トランプ政権の暗号資産顧問であるパトリック・ウィット氏が、ラスベガスで開催されたカンファレンス「Bitcoin 2026」にて、ビットコイン戦略準備金(Strategic Bitcoin Reserve)に関する重要なアップデートを数週間以内に公開する方針を明らかにしました。ウィット氏によると、デジタル資産に関する大統領諮問会議のチームが、準備金の運用に向けた法的および実務的な進展(ブレイクスルー)に達したとしています。この動きは、米国政府がビットコインを国家レベルの戦略資産として正式に位置づけるための具体的な枠組みを提示するものとして注目されています。

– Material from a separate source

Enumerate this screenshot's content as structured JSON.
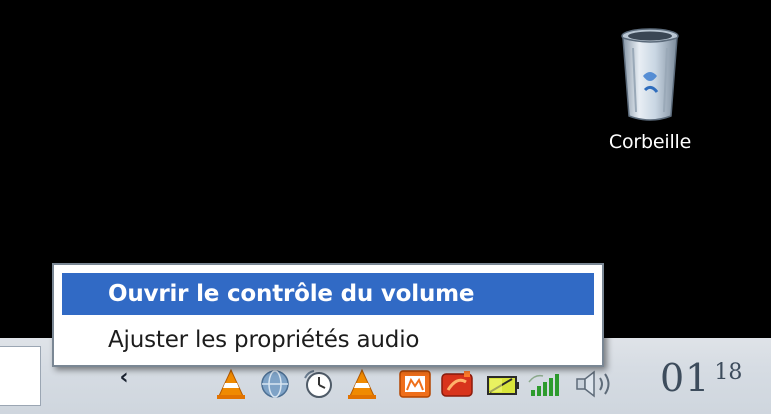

ビットコイン戦略準備金の運用に向けた法的・実務的進展
パトリック・ウィット氏は、自身が執行責任者を務める「デジタル資産に関する大統領諮問会議」が、ビットコイン戦略準備金の構築において重要な段階を突破したことを明らかにしました。この進展は、政府のバランスシート上にあるビットコインを保護し、その運用を確実なものにするための法的解釈や実務的なメカニズムに関するものとされています。
米国政府は現在、犯罪捜査や民事没収を通じて取得したビットコインを約32万8,000BTC(約250億ドル相当)保有していると推定されています。トランプ政権は2025年3月に署名された大統領令に基づき、これらの資産を売却せずに戦略的に保持する方針を固めており、数週間以内に予定されている発表では、その具体的な管理・運用体制が示される見通しです。
行政主導の施策と議会による法制化の動き
ウィット氏は、行政側が新たな立法を待たずに数週間以内に「大きな一歩」を踏み出すことができるとの認識を示しました。これは、大統領令の枠組みの中で可能な運用の最適化や制度化を先行させる意図があるものと見られます。

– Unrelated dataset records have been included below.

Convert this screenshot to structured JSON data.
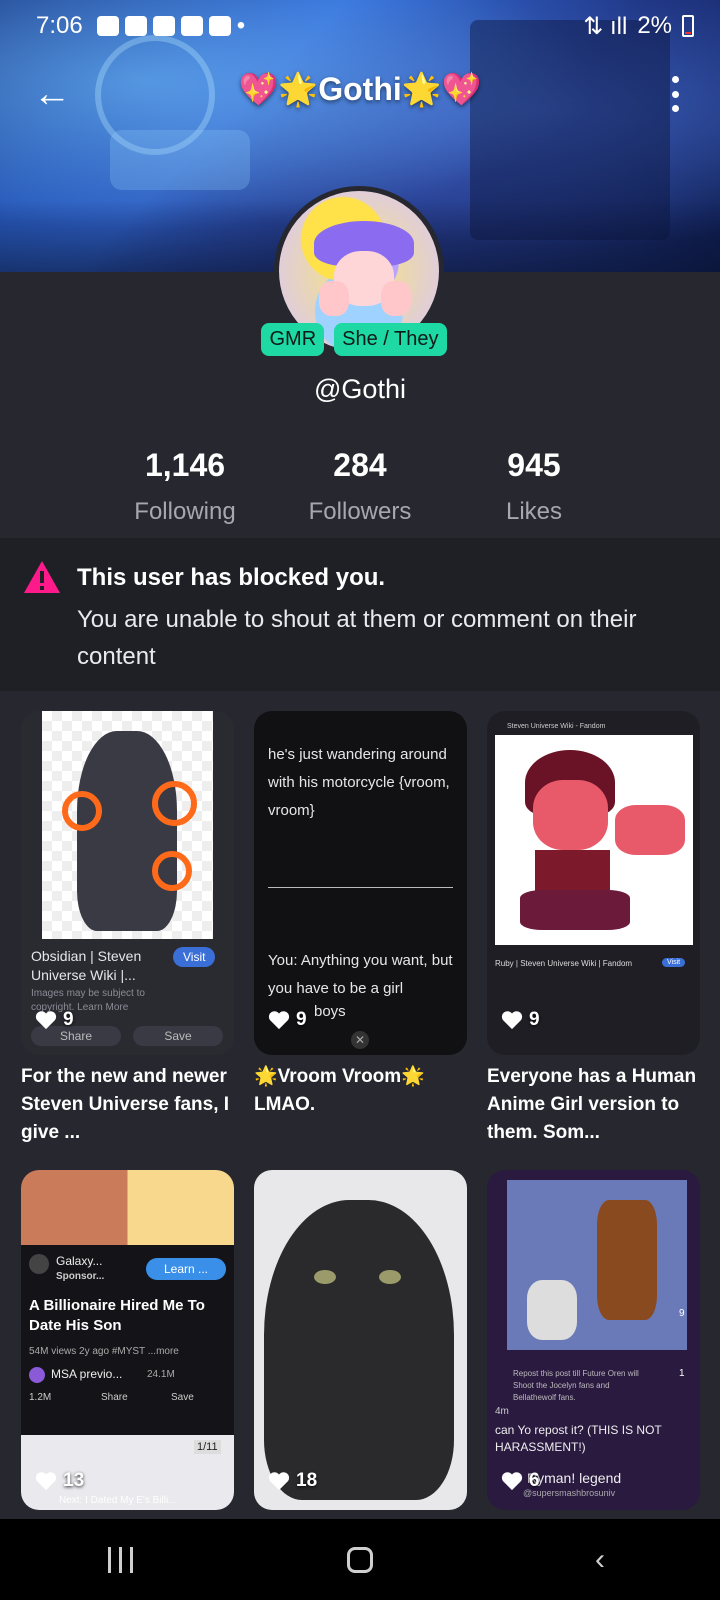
{
  "status_bar": {
    "time": "7:06",
    "battery": "2%"
  },
  "header": {
    "title_text": "Gothi",
    "title_prefix": "💖🌟",
    "title_suffix": "🌟💖"
  },
  "profile": {
    "badges": [
      "GMR",
      "She / They"
    ],
    "handle": "@Gothi",
    "stats": [
      {
        "value": "1,146",
        "label": "Following"
      },
      {
        "value": "284",
        "label": "Followers"
      },
      {
        "value": "945",
        "label": "Likes"
      }
    ]
  },
  "notice": {
    "title": "This user has blocked you.",
    "message": "You are unable to shout at them or comment on their content"
  },
  "posts": [
    {
      "likes": "9",
      "caption": "For the new and newer Steven Universe fans, I give ...",
      "inner_title": "Obsidian | Steven Universe Wiki |...",
      "visit": "Visit",
      "sub": "Images may be subject to copyright. Learn More",
      "share": "Share",
      "save": "Save"
    },
    {
      "likes": "9",
      "caption": "🌟Vroom Vroom🌟 LMAO.",
      "line1": "he's just wandering around with his motorcycle",
      "line2": "{vroom, vroom}",
      "line3": "You: Anything you want, but you have to be a girl",
      "line4": "boys"
    },
    {
      "likes": "9",
      "caption": "Everyone has a Human Anime Girl version to them. Som...",
      "top_label": "Steven Universe Wiki - Fandom",
      "inner_title": "Ruby | Steven Universe Wiki | Fandom",
      "visit": "Visit"
    },
    {
      "likes": "13",
      "caption": "",
      "ad_name": "Galaxy...",
      "ad_sub": "Sponsor...",
      "learn": "Learn ...",
      "video_title": "A Billionaire Hired Me To Date His Son",
      "meta": "54M views 2y ago #MYST ...more",
      "channel": "MSA previo...",
      "subs": "24.1M",
      "likes_count": "1.2M",
      "share": "Share",
      "save": "Save",
      "page": "1/11",
      "next": "Next: I Dated My E's Billi..."
    },
    {
      "likes": "18",
      "caption": ""
    },
    {
      "likes": "6",
      "caption": "",
      "repost": "Repost this post till Future Oren will Shoot the Jocelyn fans and Bellathewolf fans.",
      "question": "can Yo repost it? (THIS IS NOT HARASSMENT!)",
      "legend": "Ryman! legend",
      "user": "@supersmashbrosuniv",
      "side1": "9",
      "side2": "1",
      "time": "4m"
    }
  ],
  "colors": {
    "accent": "#1ed9a4",
    "warn": "#ff1a8c",
    "background": "#27272f"
  }
}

一方で、政策の永続性を確保するために、議会でもビットコインを金(ゴールド)と同様の戦略的準備資産として定義する動きが並行して進んでいます。シンシア・ルミス上院議員やニック・ベギッチ下院議員らが推進する「米国準備金現代化法(ARMA法)」は、5年間で最大100万BTCを予算中立的な方法で確保することを目指しています。行政による実務的な進展と議会による法制化が組み合わさることで、ビットコインが米国の国家経済戦略に正式に組み込まれる可能性が高まっています。
ポイント
- ホワイトハウスの顧問が、ビットコイン戦略準備金に関する重大なアップデートを数週間以内に公開すると予告しました。
- 大統領諮問会議のチームが、準備金の法的保護と運用体制の確立に向けた重要な進展(ブレイクスルー)を達成したとされています。

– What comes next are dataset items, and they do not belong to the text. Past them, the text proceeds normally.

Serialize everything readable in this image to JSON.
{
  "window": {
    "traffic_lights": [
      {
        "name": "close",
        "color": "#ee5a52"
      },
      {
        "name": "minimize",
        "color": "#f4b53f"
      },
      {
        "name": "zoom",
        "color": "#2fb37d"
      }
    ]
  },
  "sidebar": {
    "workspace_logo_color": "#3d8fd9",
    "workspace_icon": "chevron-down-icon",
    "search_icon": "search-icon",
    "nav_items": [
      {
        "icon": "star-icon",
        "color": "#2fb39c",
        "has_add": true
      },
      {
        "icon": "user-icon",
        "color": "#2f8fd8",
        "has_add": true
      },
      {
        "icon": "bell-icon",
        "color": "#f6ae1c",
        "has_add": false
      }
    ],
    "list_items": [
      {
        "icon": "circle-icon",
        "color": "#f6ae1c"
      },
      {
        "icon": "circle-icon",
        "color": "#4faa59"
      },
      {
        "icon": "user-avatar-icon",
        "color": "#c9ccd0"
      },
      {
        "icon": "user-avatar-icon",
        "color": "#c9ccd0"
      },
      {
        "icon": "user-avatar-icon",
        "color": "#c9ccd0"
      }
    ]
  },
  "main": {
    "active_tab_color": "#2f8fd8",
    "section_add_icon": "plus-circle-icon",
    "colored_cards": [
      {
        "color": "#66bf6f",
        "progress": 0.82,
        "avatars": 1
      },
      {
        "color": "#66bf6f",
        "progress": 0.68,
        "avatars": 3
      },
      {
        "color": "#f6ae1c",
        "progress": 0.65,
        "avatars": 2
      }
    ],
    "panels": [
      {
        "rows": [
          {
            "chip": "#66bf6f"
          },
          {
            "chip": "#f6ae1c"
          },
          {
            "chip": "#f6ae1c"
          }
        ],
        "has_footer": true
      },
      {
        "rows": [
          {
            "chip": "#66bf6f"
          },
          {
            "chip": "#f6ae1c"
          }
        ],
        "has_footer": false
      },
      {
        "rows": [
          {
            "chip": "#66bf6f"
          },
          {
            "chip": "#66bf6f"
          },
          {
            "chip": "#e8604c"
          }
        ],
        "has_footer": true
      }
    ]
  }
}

- 行政側は新たな立法を待たずに、現行の大統領令の枠組みの中で先行して具体的な施策を講じる方針です。
- 米国政府が保有する約32万8,000BTCを基盤とし、ビットコインを金のような戦略的資産として制度化する動きが加速しています。
- 議会では、ビットコインの保有を法的に固定し、さらなる積み増しを目指す「米国準備金現代化法(ARMA法)」の再提出に向けた調整が進んでいます。